To those who have eaten alternatives to beef or the patty used in making great tasting hamburgers can tell you straight up that nothing beats the real thing.
However tasty or "synthetically" enhanced it may be nothing beats the real thing. Now, Dutch scientists have used stem cells to create strips of muscle tissue with the aim of producing the first lab-grown hamburger within the year (Ronald McDonald's sure to have a stroke!).
The aim of the research is to develop a more efficient way of producing meat than rearing animals. At a major science meeting in Canada, experts say that synthetic meat could reduce the environmental footprint of meat by up to 60%. The group at Maastricht University in the Netherlands has grown small pieces of muscle about 2cm long, 1cm wide and about a mm thick.
They are off-white and resemble strips of calamari in appearance. These strips will be mixed with blood and artificially grown fat to produce a hamburger by the autumn.
The cost of producing the hamburger will be more than a years supply of Big Macs but once the principle has been demonstrated, production techniques will be improved and costs will come down.
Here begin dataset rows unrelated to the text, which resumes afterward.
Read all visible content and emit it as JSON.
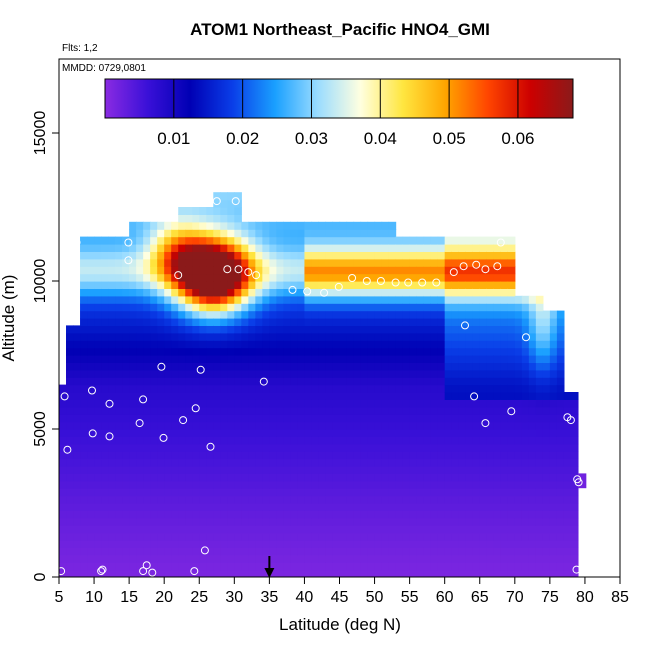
{
  "chart_data": {
    "type": "heatmap",
    "title": "ATOM1 Northeast_Pacific HNO4_GMI",
    "flights_label": "Flts: 1,2",
    "dates_label": "MMDD: 0729,0801",
    "xlabel": "Latitude (deg N)",
    "ylabel": "Altitude (m)",
    "xlim": [
      5,
      85
    ],
    "ylim": [
      0,
      17500
    ],
    "x_ticks": [
      5,
      10,
      15,
      20,
      25,
      30,
      35,
      40,
      45,
      50,
      55,
      60,
      65,
      70,
      75,
      80,
      85
    ],
    "y_ticks": [
      0,
      5000,
      10000,
      15000
    ],
    "colorbar": {
      "min": 0.0,
      "max": 0.068,
      "tick_values": [
        0.01,
        0.02,
        0.03,
        0.04,
        0.05,
        0.06
      ],
      "tick_labels": [
        "0.01",
        "0.02",
        "0.03",
        "0.04",
        "0.05",
        "0.06"
      ],
      "colors": [
        "#8a2be2",
        "#3a10d8",
        "#0000b4",
        "#0a3ee8",
        "#1aa0ff",
        "#9adcff",
        "#ffffe0",
        "#ffe640",
        "#ffa500",
        "#ff4500",
        "#cc0000",
        "#8b1a1a"
      ]
    },
    "arrow_latitude": 35,
    "observations": [
      {
        "lat": 5.3,
        "alt": 200
      },
      {
        "lat": 11.0,
        "alt": 200
      },
      {
        "lat": 11.2,
        "alt": 250
      },
      {
        "lat": 17.0,
        "alt": 200
      },
      {
        "lat": 17.5,
        "alt": 400
      },
      {
        "lat": 18.3,
        "alt": 150
      },
      {
        "lat": 24.3,
        "alt": 200
      },
      {
        "lat": 25.8,
        "alt": 900
      },
      {
        "lat": 78.8,
        "alt": 250
      },
      {
        "lat": 5.8,
        "alt": 6100
      },
      {
        "lat": 6.2,
        "alt": 4300
      },
      {
        "lat": 9.7,
        "alt": 6300
      },
      {
        "lat": 9.8,
        "alt": 4850
      },
      {
        "lat": 12.2,
        "alt": 5850
      },
      {
        "lat": 12.2,
        "alt": 4750
      },
      {
        "lat": 16.5,
        "alt": 5200
      },
      {
        "lat": 17.0,
        "alt": 6000
      },
      {
        "lat": 19.9,
        "alt": 4700
      },
      {
        "lat": 22.7,
        "alt": 5300
      },
      {
        "lat": 24.5,
        "alt": 5700
      },
      {
        "lat": 26.6,
        "alt": 4400
      },
      {
        "lat": 19.6,
        "alt": 7100
      },
      {
        "lat": 25.2,
        "alt": 7000
      },
      {
        "lat": 34.2,
        "alt": 6600
      },
      {
        "lat": 64.2,
        "alt": 6100
      },
      {
        "lat": 65.8,
        "alt": 5200
      },
      {
        "lat": 69.5,
        "alt": 5600
      },
      {
        "lat": 77.5,
        "alt": 5400
      },
      {
        "lat": 78.0,
        "alt": 5300
      },
      {
        "lat": 78.9,
        "alt": 3300
      },
      {
        "lat": 79.1,
        "alt": 3200
      },
      {
        "lat": 7.5,
        "alt": 11300
      },
      {
        "lat": 7.1,
        "alt": 10600
      },
      {
        "lat": 14.9,
        "alt": 11300
      },
      {
        "lat": 14.9,
        "alt": 10700
      },
      {
        "lat": 22.0,
        "alt": 10200
      },
      {
        "lat": 27.5,
        "alt": 12700
      },
      {
        "lat": 30.2,
        "alt": 12700
      },
      {
        "lat": 29.0,
        "alt": 10400
      },
      {
        "lat": 30.6,
        "alt": 10400
      },
      {
        "lat": 32.0,
        "alt": 10300
      },
      {
        "lat": 33.1,
        "alt": 10200
      },
      {
        "lat": 38.3,
        "alt": 9700
      },
      {
        "lat": 40.4,
        "alt": 9650
      },
      {
        "lat": 42.8,
        "alt": 9600
      },
      {
        "lat": 44.9,
        "alt": 9800
      },
      {
        "lat": 46.8,
        "alt": 10100
      },
      {
        "lat": 48.9,
        "alt": 10000
      },
      {
        "lat": 50.9,
        "alt": 10000
      },
      {
        "lat": 53.0,
        "alt": 9950
      },
      {
        "lat": 54.8,
        "alt": 9950
      },
      {
        "lat": 56.8,
        "alt": 9950
      },
      {
        "lat": 58.8,
        "alt": 9950
      },
      {
        "lat": 61.3,
        "alt": 10300
      },
      {
        "lat": 62.7,
        "alt": 10500
      },
      {
        "lat": 64.5,
        "alt": 10550
      },
      {
        "lat": 65.8,
        "alt": 10400
      },
      {
        "lat": 67.5,
        "alt": 10500
      },
      {
        "lat": 68.0,
        "alt": 11300
      },
      {
        "lat": 62.9,
        "alt": 8500
      },
      {
        "lat": 71.6,
        "alt": 8100
      }
    ]
  }
}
Celebrity chef Heston Blumenthal was even asked to cook it. In the beginning it will taste bland and the need to work on the flavor would surely follow. The reason for such a heinous crime (to burger lovers) is not to show a viable product but to show that in reality we can do this. After cloning a sheep they now want to “create” burgers so what’s next?
So why then should scientists / experts use such high tech methods to produce meat when livestock production methods have done the job effectively for thousands of years? It is because most food scientists believe that current methods of food production are unsustainable which brings on the doomsday mindset of food running out in the future. Some estimate that food production will have to double within the next 50 years to meet the requirements of a growing population. During this period, climate change, water shortages and greater urbanization will make it more difficult to produce food.
Lab-grown meat could eventually become more efficient than producing meat the old fashioned way, 100g of vegetable protein has to be fed to pigs or cows to produce 15g of animal protein, an efficiency of 15%. Wherein synthetic meat could be produced with an equivalent energy efficiency of 50%.
If the technology took off, it would reduce the number of animals that were factory farmed and slaughtered but Earthsave Canada, said that the same benefits could be achieved if people ate less meat (spoil sport!). A molecular biologist did have concerns that unhealthily high levels of antibiotics and antifungal chemicals would be needed to stop the synthetic meat from rotting.
Still such a future of a burger made in a laboratory is a far fetched idea which we may not live to see and taste but if it did happen during our lifetime then we’d still be saved knowing that there will always be ketchup in hand to drown out the taste.